Hartford Hires Calcaterra
Hartford chose Jeff Calcaterra out of a pool of 80 applicants to serve as its baseball coach. He spent the last 11 years as an assistant at Indiana and also served as a team captain and all-Big 10 Conference performer while playing for the Hoosiers from 1989-92.
Calcaterra spent 17 years in Bloomington, Ind., but has ties to Hartford because his wife Karen is a Connecticut native.
"My wife is from West Hartford and all my in-laws are there, so that will definitely make the move easier," he said. "The transition is going to be fairly smooth because of all my family in the area."
Calcaterra replaces Harvey Shapiro, who resigned in August after six seasons and a 76-198 record.
Rams Move South For Season
Virginia Commonwealth will play its 2005 home games at the Petersburg Sports Complex, about a 40-minute drive south of its Richmond campus.
Since 1986, the Rams have played at the Diamond, the home field of the Triple-A Richmond Braves.
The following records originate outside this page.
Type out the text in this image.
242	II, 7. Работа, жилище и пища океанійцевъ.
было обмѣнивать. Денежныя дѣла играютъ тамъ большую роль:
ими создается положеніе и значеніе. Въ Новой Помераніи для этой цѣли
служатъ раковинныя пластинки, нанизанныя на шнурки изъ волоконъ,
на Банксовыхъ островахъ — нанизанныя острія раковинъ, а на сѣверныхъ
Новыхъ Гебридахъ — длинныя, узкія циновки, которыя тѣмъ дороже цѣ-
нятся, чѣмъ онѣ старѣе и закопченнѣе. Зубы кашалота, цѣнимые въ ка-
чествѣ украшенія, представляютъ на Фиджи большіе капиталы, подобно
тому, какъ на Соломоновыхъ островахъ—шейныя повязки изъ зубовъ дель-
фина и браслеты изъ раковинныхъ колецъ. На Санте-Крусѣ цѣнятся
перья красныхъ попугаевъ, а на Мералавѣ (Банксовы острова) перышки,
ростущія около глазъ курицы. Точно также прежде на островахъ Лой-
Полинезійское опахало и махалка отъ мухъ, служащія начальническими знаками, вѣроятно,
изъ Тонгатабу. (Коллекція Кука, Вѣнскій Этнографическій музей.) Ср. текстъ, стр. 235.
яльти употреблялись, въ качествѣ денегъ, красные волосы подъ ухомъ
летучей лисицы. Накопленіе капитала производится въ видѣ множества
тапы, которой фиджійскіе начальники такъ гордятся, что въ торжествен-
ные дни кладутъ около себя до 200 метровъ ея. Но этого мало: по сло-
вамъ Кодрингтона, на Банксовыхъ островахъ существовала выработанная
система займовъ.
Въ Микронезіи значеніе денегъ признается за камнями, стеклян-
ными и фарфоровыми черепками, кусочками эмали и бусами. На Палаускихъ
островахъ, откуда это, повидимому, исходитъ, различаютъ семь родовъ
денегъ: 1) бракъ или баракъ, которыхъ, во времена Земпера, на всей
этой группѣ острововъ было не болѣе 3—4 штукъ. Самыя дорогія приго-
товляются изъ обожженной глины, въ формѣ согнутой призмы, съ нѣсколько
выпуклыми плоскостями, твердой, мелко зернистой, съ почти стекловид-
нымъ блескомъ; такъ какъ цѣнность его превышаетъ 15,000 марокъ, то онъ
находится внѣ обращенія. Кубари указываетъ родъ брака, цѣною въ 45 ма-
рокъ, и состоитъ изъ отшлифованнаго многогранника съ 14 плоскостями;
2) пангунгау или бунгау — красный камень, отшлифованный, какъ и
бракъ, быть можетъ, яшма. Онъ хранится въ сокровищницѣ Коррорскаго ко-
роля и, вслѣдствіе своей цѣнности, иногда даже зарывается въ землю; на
But that park will face major renovations this offseason and won't be ready when VCU's season begins in February.
So VCU will play at the 2,000-seat field that also houses Petersburg High and the Petersburg Generals of the Coastal Plain League every summer. The park's dimensions are much smaller--it's just 375 feet to center field compared to 402 feet at the Diamond--so that should increase scoring.
The Rams will practice at Dorey Park, a recreational complex located about 15 minutes east of downtown Richmond that often plays host to slow-pitch softball leagues.